Illustrate happens to the amount of debt held by the public. Illustrate what happens to the level of gross debt.
Explain how labor market equilibrium is affected by the supply also demand of labor.
Refer to the above diagram, where Sd and Dd are the domestic supply and demand for a product and Pc is the world price of that product. With a PcPt per unit tariff, the quantities sold by foreign and domestic producers respectively will be
Find the optimal output and retail price for a vertically integrated monopolist, either using a graph or calculus.
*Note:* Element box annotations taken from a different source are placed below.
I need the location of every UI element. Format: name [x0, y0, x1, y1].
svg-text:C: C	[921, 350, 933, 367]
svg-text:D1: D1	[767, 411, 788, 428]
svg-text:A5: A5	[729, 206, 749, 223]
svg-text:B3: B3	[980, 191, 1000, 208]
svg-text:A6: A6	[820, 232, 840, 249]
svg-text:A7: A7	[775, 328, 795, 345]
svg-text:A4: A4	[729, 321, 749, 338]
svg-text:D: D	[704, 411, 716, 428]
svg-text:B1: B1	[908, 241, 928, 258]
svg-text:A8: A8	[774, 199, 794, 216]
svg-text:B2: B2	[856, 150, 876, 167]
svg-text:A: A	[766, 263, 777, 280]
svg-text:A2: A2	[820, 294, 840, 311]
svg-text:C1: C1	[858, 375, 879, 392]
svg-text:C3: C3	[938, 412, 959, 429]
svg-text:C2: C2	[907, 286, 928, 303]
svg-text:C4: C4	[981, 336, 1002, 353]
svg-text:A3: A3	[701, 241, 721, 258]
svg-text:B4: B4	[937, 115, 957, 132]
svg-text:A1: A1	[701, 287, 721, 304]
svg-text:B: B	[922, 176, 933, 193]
Illustrate answer with graph.
What factors will contribute to the riskiness of these bonds.
A new Taurus bought in 1994 cost $18,680 and it could have been sold as used in 1995 for $12,600.
They spend their time performing two favorite activities. Knitting scarves and making meatballs.
What is the marginal rate of substitution (MRS) and why does it diminish as the consumer substitute's one product for another. Use examples to illustrate.
Democratic Republic of the Congo grows at a healthy 3% per capita, how long will it take Democratic Republic of the Congo to catch up with Luxembourg.